I want to call this debate organised by Phil Harper out because it is exactly the kind of discourse that we need more of. Both sides agree on a set of observations and continually affirm that they agree with each others statements even when some disagreements eventually arises. This is how scientific debate should be done between esteemed members of their fields.

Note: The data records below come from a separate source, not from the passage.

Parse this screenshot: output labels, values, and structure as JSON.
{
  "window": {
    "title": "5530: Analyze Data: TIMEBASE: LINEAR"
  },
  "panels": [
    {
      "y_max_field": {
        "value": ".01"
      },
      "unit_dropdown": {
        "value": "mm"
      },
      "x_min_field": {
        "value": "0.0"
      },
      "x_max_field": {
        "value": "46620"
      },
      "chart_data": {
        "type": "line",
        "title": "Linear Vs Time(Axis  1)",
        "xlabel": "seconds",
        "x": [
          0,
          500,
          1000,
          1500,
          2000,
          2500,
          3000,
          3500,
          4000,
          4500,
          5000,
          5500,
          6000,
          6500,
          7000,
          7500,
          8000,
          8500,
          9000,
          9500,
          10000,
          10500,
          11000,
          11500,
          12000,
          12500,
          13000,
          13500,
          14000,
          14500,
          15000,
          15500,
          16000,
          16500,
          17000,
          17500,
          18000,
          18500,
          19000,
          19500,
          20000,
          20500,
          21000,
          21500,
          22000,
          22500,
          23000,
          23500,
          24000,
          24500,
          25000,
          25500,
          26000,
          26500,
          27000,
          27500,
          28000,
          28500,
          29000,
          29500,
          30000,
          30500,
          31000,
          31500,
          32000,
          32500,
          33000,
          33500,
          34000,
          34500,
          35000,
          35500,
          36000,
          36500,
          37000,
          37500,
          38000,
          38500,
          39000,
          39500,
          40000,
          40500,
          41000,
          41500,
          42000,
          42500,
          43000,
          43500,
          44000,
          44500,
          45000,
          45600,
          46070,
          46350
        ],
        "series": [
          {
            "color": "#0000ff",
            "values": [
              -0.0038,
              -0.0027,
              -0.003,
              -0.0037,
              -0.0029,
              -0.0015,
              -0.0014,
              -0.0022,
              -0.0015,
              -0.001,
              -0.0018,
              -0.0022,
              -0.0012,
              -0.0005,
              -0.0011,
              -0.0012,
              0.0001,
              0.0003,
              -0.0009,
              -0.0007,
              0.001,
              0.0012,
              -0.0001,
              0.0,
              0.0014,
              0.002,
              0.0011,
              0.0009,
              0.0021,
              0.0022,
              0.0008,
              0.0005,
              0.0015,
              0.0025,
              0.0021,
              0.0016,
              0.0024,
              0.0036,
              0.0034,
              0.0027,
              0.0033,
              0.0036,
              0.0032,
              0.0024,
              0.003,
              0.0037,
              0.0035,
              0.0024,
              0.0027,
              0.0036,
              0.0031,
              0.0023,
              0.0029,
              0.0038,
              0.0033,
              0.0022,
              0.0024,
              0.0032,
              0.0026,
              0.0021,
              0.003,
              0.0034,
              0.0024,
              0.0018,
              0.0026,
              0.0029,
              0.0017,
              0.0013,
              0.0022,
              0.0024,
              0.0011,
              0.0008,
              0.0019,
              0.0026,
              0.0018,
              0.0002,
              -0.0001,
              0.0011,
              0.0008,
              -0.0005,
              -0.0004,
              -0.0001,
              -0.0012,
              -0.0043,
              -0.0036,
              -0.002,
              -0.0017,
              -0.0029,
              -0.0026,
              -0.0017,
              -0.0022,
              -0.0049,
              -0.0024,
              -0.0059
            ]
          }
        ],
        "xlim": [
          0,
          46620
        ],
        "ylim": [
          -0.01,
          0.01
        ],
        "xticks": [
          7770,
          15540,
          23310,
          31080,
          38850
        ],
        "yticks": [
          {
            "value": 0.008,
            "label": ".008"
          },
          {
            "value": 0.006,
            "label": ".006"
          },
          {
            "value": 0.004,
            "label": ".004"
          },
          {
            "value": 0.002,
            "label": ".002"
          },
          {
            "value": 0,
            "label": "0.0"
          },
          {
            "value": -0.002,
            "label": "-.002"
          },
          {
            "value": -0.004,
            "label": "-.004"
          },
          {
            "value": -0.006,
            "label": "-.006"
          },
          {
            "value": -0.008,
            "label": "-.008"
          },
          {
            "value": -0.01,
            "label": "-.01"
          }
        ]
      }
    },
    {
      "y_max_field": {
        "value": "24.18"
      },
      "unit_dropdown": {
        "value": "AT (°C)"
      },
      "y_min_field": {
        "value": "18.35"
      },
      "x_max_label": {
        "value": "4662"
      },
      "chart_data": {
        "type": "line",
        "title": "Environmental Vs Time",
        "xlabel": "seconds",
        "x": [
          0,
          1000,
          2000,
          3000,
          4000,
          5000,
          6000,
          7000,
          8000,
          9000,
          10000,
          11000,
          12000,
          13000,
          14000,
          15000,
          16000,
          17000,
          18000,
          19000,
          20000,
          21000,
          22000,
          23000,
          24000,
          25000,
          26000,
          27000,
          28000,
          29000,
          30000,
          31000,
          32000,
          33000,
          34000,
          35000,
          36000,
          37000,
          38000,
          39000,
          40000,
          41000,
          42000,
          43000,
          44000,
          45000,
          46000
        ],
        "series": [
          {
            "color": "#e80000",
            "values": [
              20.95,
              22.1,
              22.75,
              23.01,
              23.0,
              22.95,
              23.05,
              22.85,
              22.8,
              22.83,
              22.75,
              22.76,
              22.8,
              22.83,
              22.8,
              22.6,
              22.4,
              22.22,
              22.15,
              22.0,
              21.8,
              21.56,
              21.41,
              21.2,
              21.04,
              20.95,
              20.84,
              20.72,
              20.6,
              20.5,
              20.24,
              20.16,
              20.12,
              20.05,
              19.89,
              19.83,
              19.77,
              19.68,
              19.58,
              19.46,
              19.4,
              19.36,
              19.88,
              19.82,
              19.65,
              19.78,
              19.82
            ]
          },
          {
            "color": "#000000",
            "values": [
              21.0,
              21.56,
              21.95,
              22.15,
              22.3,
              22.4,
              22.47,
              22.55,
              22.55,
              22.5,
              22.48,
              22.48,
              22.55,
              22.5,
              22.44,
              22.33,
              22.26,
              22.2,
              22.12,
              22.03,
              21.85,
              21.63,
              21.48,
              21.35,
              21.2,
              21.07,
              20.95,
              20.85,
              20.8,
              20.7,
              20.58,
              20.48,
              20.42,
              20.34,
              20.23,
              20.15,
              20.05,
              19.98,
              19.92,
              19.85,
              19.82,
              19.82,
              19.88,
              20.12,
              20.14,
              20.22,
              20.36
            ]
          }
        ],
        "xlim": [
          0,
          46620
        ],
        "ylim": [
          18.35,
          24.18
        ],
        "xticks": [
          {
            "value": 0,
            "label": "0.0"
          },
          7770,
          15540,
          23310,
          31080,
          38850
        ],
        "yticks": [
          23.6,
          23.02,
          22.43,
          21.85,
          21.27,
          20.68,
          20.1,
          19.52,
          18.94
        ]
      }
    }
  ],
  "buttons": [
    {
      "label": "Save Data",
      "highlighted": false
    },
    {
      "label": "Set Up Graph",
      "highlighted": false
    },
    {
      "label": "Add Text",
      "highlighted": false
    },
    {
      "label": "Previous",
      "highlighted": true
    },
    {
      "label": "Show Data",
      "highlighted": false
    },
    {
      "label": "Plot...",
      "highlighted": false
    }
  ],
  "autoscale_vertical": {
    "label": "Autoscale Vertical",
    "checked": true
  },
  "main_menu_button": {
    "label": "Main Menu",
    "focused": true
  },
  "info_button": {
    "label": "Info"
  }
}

There is a lively back-and-forth between, Stacy McGaugh, advocate for MOND, and Simon White, CDM proponent. McGaugh emphasizes MOND’s success in predicting galaxy rotation curves and the tight radial acceleration relation, especially in low surface brightness systems—phenomena that CDM struggles to reproduce without invoking complex baryonic feedback processes. He argues that MOND’s predictive power rests on known baryonic mass distributions without tuning free parameters, contrasting sharply with the parameter-rich galaxy formation models of ΛCDM. White counters that CDM’s flexibility, plus halo structure modifications through stellar feedback, can largely reproduce those same observations—even though the underlying mechanisms are messy and model-dependent.

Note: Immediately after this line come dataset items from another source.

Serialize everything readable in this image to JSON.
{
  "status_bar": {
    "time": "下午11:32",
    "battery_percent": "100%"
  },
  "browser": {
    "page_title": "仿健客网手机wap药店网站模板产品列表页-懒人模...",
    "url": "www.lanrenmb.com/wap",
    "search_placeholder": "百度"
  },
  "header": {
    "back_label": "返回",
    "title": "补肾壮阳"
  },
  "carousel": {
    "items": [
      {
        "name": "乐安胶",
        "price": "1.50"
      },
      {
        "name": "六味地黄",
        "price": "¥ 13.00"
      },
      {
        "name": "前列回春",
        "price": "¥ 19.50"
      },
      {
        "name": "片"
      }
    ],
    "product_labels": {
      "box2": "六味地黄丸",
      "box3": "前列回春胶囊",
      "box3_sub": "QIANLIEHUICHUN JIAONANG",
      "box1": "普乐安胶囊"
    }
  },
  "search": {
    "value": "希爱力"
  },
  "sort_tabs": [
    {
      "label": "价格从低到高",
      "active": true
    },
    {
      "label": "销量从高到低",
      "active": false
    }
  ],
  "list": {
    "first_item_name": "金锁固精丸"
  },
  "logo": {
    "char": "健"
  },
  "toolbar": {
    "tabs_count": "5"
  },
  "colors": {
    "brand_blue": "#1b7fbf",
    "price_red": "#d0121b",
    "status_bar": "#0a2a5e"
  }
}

When the topic turns cosmological, particularly the Cosmic Microwave Background (CMB), the tone shifts. White notes that CDM naturally explains the full acoustic peak spectrum of the CMB—including the crucial third peak—while MOND, in its pure form, does not. He points to CDM’s success in matching lensing profiles and large-scale structure growth as further evidence . McGaugh concedes that MOND lacks a complete relativistic cosmological theory and that hybrid approaches, involving sterile neutrinos or modified inertia, could help close the gap. Yet he emphasizes the scientific value in MOND consistently hitting galactic-scale observations it was never tuned to match—prompting deeper questions about whether dark matter is simply a placeholder for unknown gravitational physics.